By Matthew Schulz, Journalist

Posted: August 27, 2019

You may already know outgoing Australian Charities and Not-for-profits Commission chief Susan Pascoe will soon be joining the Our Community family as the inaugural chair of the Community Directors Council.

But we thought you'd like to know a bit more about the calibre of this woman, who has also been at the helm of the following public organisations:

  • Inaugural Commissioner for the ACNC
  • Commissioner on the 2009 Victorian Bushfires Royal Commission
  • Chair of the Australian National Commission for UNESCO
  • Chief executive of the Victorian Curriculum and Assessment Authority
  • Commissioner at the State Services Authority (SSA) in Victoria
  • Chair and CEO of the Catholic Education Commission of Victoria

Ms Pascoe's leadership was also recognised in 2016 with the Leadership in Government award for outstanding contribution to public administration in Australia, several years after she had already been made a member of the Order of Australia in 2007 for her contribution to education.

Significantly, the role with the Institute of Community Directors Australia (ICDA) is the first Ms Pascoe has accepted at the end of a seminal five-year term setting up and running the ACNC, which regulates the nation's 55,000 charities and guides its 600,000 not-for-profits.

Ms Pascoe is due to finish on September 30, but chairing the Community Directors Council would continue her mission of strengthening community groups, Ms Pascoe told Our Community.

"I've long been committed to improving the governance of the community sector, and am passionate about the contribution that community organisations make to the social fabric of the nation".

Days after the announcement about her new appointment, Ms Pascoe reflected on the challenging time in forging a regulatory body that hadn't existed, but charities had been clamouring for, for decades.
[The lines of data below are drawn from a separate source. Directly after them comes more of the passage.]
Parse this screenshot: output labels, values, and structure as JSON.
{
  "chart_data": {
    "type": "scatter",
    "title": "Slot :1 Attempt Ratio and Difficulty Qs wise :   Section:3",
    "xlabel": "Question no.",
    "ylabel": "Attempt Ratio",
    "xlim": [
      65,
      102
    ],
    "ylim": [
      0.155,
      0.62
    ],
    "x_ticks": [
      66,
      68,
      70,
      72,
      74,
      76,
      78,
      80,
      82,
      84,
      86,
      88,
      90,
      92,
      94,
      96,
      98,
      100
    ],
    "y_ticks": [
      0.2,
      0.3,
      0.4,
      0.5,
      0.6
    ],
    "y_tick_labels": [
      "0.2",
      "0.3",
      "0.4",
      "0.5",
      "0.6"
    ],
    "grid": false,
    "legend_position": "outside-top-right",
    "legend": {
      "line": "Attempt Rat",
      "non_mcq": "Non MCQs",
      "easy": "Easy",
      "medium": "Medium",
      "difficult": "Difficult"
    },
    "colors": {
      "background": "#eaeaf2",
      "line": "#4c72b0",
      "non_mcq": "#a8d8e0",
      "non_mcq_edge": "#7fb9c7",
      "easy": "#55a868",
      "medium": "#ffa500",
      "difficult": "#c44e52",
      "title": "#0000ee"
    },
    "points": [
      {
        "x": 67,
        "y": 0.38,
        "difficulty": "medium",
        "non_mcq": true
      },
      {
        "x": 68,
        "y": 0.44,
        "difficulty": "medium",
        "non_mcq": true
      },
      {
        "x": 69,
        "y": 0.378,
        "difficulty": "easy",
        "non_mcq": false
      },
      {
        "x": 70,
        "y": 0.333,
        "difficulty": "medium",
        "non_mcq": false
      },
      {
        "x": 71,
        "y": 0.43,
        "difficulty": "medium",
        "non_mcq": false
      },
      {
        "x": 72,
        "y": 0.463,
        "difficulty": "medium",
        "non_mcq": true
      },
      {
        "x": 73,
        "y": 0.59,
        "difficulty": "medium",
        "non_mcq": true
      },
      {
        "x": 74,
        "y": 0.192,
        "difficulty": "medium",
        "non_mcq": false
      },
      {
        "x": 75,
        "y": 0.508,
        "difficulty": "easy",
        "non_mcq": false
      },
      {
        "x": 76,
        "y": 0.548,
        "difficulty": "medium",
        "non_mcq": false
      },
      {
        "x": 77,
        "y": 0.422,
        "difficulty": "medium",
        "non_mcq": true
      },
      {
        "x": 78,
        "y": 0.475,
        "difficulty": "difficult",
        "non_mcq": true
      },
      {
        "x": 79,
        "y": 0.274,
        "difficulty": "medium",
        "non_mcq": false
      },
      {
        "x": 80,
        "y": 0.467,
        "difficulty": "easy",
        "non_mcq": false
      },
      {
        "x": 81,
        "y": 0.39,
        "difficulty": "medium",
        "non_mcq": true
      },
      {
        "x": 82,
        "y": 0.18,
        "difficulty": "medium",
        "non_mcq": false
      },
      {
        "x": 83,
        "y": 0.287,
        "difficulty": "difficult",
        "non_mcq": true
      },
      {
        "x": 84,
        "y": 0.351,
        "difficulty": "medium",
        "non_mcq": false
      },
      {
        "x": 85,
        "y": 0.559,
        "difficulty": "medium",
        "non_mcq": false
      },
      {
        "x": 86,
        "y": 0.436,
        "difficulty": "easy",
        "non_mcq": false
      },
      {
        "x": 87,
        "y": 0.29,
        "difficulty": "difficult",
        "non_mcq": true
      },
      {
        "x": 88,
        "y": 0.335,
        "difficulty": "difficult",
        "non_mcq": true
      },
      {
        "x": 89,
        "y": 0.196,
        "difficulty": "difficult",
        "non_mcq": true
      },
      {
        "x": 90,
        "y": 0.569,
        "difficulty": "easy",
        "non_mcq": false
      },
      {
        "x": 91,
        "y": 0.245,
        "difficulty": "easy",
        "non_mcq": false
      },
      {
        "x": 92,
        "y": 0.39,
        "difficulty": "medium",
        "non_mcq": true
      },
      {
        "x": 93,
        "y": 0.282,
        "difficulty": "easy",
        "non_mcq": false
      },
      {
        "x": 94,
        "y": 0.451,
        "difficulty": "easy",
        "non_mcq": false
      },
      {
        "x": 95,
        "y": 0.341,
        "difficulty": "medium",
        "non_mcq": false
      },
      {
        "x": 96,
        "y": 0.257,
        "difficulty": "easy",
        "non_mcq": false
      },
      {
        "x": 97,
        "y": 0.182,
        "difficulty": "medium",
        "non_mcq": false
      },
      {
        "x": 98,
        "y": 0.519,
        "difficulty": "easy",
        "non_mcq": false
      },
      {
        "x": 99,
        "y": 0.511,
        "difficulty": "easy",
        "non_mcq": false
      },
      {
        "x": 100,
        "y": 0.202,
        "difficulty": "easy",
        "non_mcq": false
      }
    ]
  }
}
Read her speech to not-for-profit groups and charities here.

Even at its very formation, "It was impossible to ignore the contested political backdrop. As Commissioner, I was responsible for a start-up venture that was threatened with immediate abolition should the government change".

Of course, Ms Pascoe navigated the course to reduce red tape for charities amid "limited leverage with Commonwealth agencies, and none at all with state and territory governments".

In some ways, she sees a tough task for the incoming commissioner, as well as Assistant Commissioners David Locke and Murray Baird, who will share responsibility as acting commissioner until a full-time appointment is confirmed.

She notes - among a string of other challenges - the ACNC now faces a "budget cliff" with its $14.8m annual allocation shrinking by almost $1m, and "storm clouds brewing around ... political advocacy".

Nevertheless, in parting, the highly respected regulator leaves behind a body that is effective, efficient and supported by the sector.

Let's leave it to Ms Pascoe to describe the legacy she's left with the ACNC:

"With the establishment of the ACNC, we now have a supported, supervised and more savvy sector:

  • charities report annually and the information is publicly available on the ACNC Register and in consolidated form at data.gov.au and australiancharities.acnc.gov.au;
  • annual reports on the status of the sector are published and independent research is commissioned;
  • mischief is dealt with - charities must meet the governance standards or face compliance action;
  • there is freely available guidance and advice on the ACNC website, and professional bodies provide support to charities to help them meet their regulatory and reporting obligations; and
  • progress has been made with other Commonwealth and state and territory agencies to reduce red tape.

"As outgoing Commissioner, I can say with confidence, that the overwhelming majority of Australian charities are well-governed, operate with sound financial management, and are worthy of the trust and confidence of the Australian community. Long may they thrive!"